Background
Gallbladder cancer (GBC) is the seventh most common gastrointestinal cancer. Suppression of autophagy contributes to cell death of gallbladder cancer. Gensenoside Rg3 sensitizes tumor cells to chemotherapeutic agents through autophagy inhibition. However, its role mechanism on the progression of GBC remains vague. The present study is aimed to explore the functional action of Rg3 on GBC progression.
Conclusion
Collectively, these data indicates that miR-181b possibly mediates the pathologic progression of GBC by CREBRF/CREB3 signaling pathways and impairs anti-tumor effects of Rg3 on GBC development, which suggests that miR-181b might be an key switch in the process of Rg3-mediated tumor cytotoxicity in the progression of GBC.
Methods
Expression of miR-181b and CREBRF in human gallbladder carcinoma specimen were determined by western blotting and qRT-PCR. Biological character of tumor cells were assessed by FACS, CCK8 and xenograft assays, respectively. Dual luciferase assay was employed to explore the targeting site of miR-181b. Autophagy flux was detected by IF staining.
Results
MiR-181b expression was increased, while CREBRF expression was reduced in GBC specimens compared to adjacent normal tissues.
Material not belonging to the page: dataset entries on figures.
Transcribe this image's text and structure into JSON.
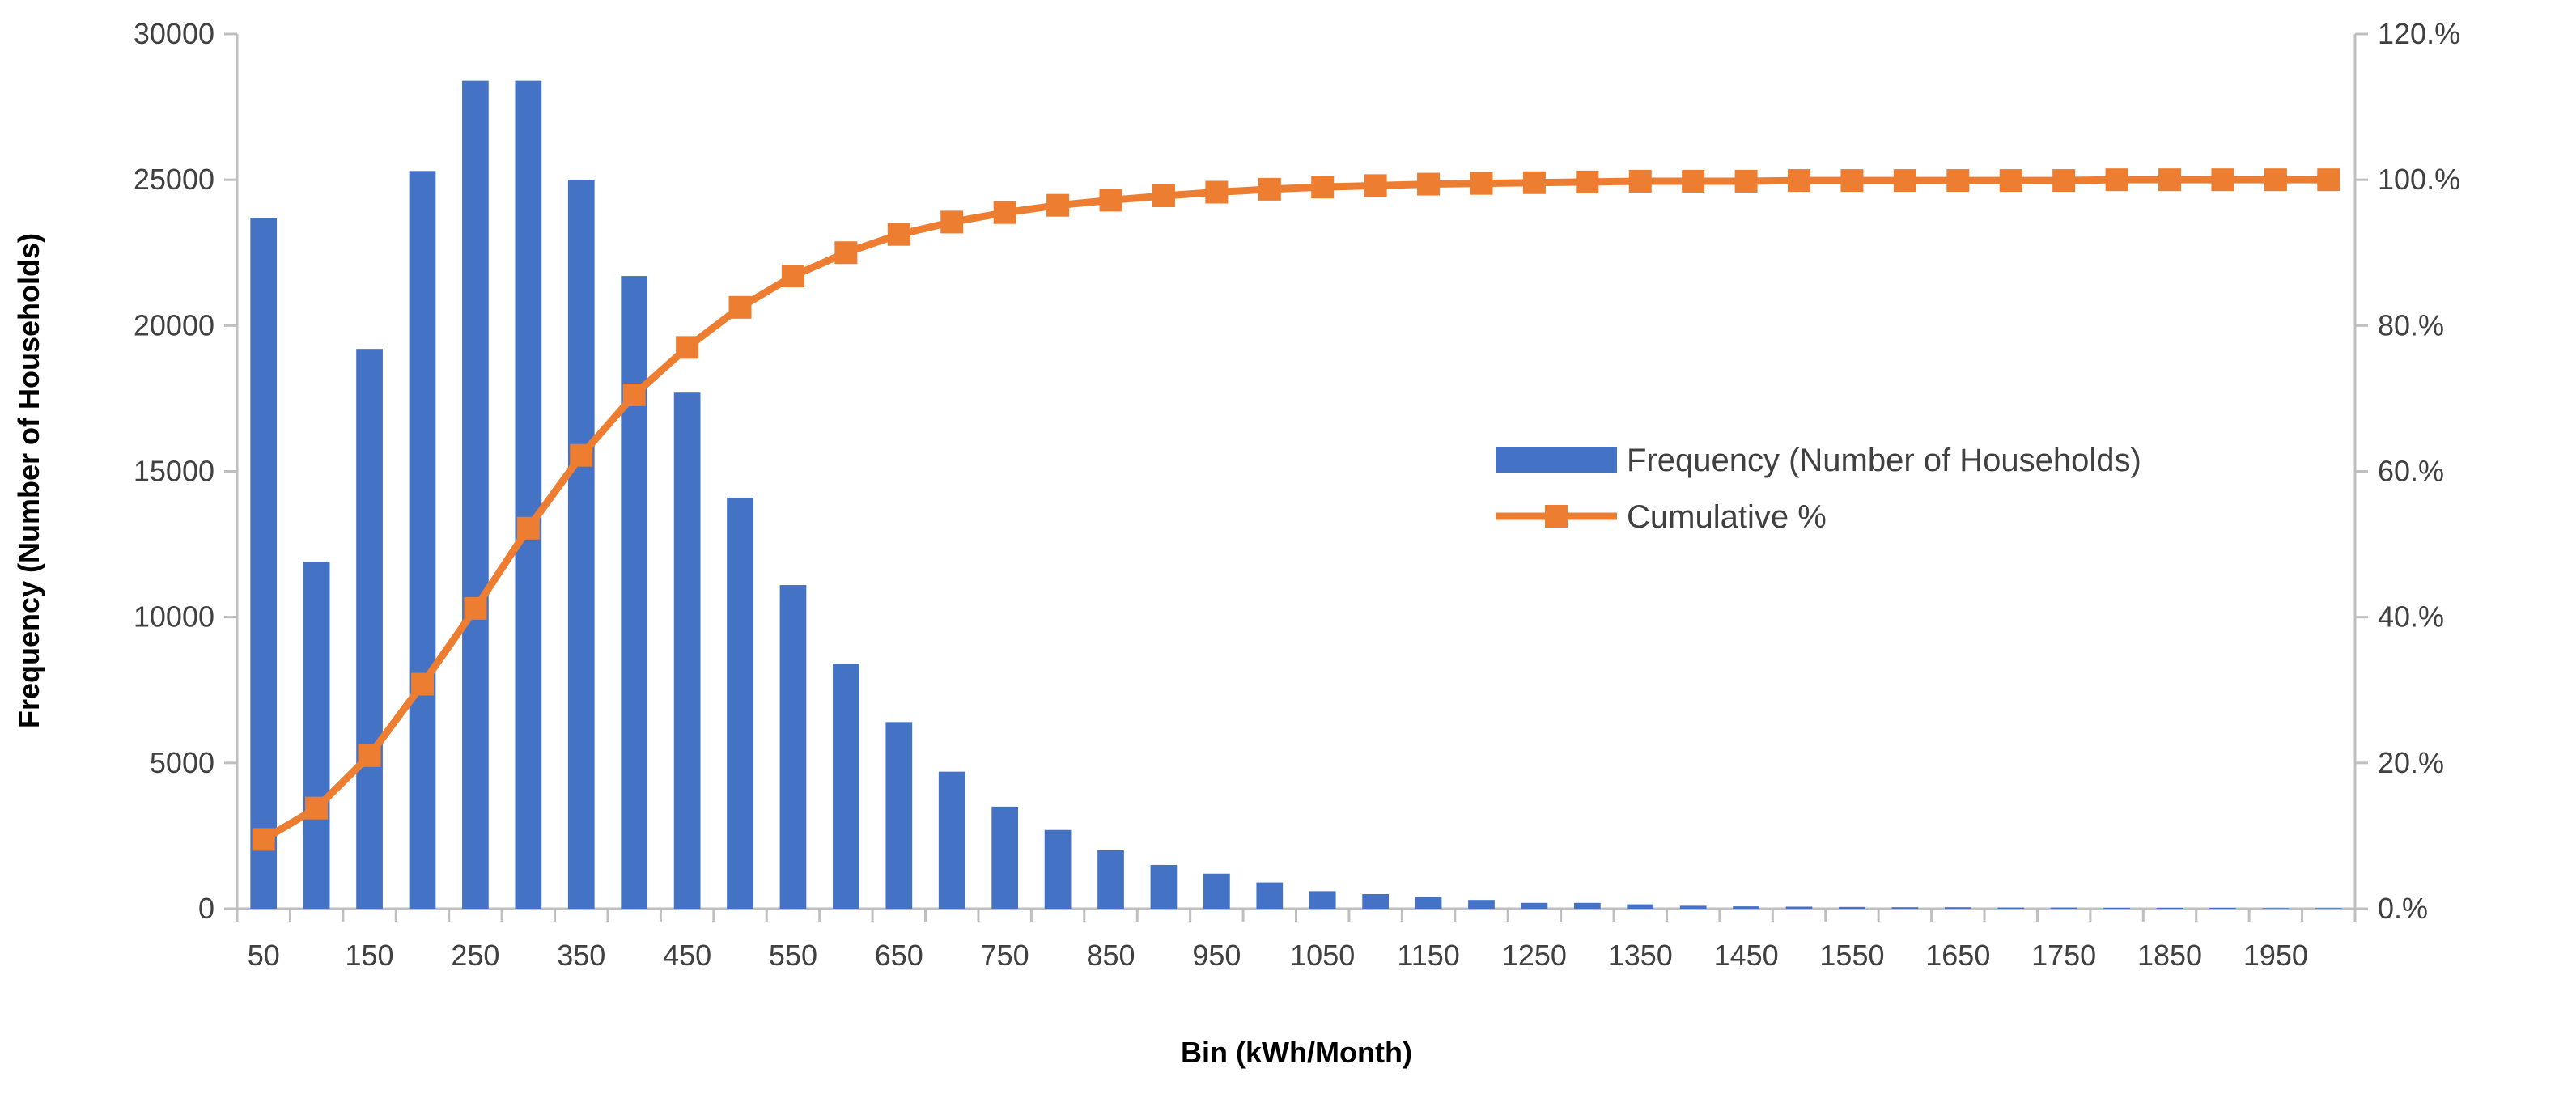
{
  "chart_data": {
    "type": "bar+line",
    "title": "",
    "xlabel": "Bin (kWh/Month)",
    "ylabel": "Frequency (Number of Households)",
    "ylim": [
      0,
      30000
    ],
    "y2lim": [
      0,
      120
    ],
    "y_ticks": [
      "0",
      "5000",
      "10000",
      "15000",
      "20000",
      "25000",
      "30000"
    ],
    "y2_ticks": [
      "0.%",
      "20.%",
      "40.%",
      "60.%",
      "80.%",
      "100.%",
      "120.%"
    ],
    "categories": [
      50,
      100,
      150,
      200,
      250,
      300,
      350,
      400,
      450,
      500,
      550,
      600,
      650,
      700,
      750,
      800,
      850,
      900,
      950,
      1000,
      1050,
      1100,
      1150,
      1200,
      1250,
      1300,
      1350,
      1400,
      1450,
      1500,
      1550,
      1600,
      1650,
      1700,
      1750,
      1800,
      1850,
      1900,
      1950,
      2000
    ],
    "x_tick_labels": [
      "50",
      "150",
      "250",
      "350",
      "450",
      "550",
      "650",
      "750",
      "850",
      "950",
      "1050",
      "1150",
      "1250",
      "1350",
      "1450",
      "1550",
      "1650",
      "1750",
      "1850",
      "1950"
    ],
    "series": [
      {
        "name": "Frequency (Number of Households)",
        "kind": "bar",
        "axis": "left",
        "color": "#4472C4",
        "values": [
          23700,
          11900,
          19200,
          25300,
          28400,
          28400,
          25000,
          21700,
          17700,
          14100,
          11100,
          8400,
          6400,
          4700,
          3500,
          2700,
          2000,
          1500,
          1200,
          900,
          600,
          500,
          400,
          300,
          200,
          200,
          150,
          100,
          80,
          70,
          60,
          50,
          50,
          40,
          40,
          30,
          30,
          30,
          20,
          20
        ]
      },
      {
        "name": "Cumulative %",
        "kind": "line",
        "axis": "right",
        "color": "#ED7D31",
        "marker": "square",
        "values": [
          9.5,
          13.8,
          21.0,
          30.8,
          41.2,
          52.2,
          62.2,
          70.5,
          77.0,
          82.5,
          86.8,
          90.0,
          92.5,
          94.2,
          95.5,
          96.5,
          97.2,
          97.8,
          98.3,
          98.7,
          99.0,
          99.2,
          99.4,
          99.5,
          99.6,
          99.7,
          99.8,
          99.8,
          99.8,
          99.9,
          99.9,
          99.9,
          99.9,
          99.9,
          99.9,
          100.0,
          100.0,
          100.0,
          100.0,
          100.0
        ]
      }
    ],
    "legend_position": "center-right",
    "grid": false
  }
}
Based on Catalogue of Somatic Mutations in Cancer (COSMIC) database (408 GBC samples), there was negative correlation between hsa-miR-181b-5p/-3p and CREBRF which was a direct targeting of miR-181b. miR-181b mimic promoted cell proliferation and autophagy, restrained cell apoptosis by regulating CREBRF/CREB3 pathway. As an anti-tumor agent, gensenoside Rg3 inhibited cell proliferation and tumor growth, while promoted cell apoptosis by inhibiting autophagy. However, exogenous miR-181b blunted Rg3-evoked anti-tumor effect possibly by inhibiting CREBRF/CREB pathway.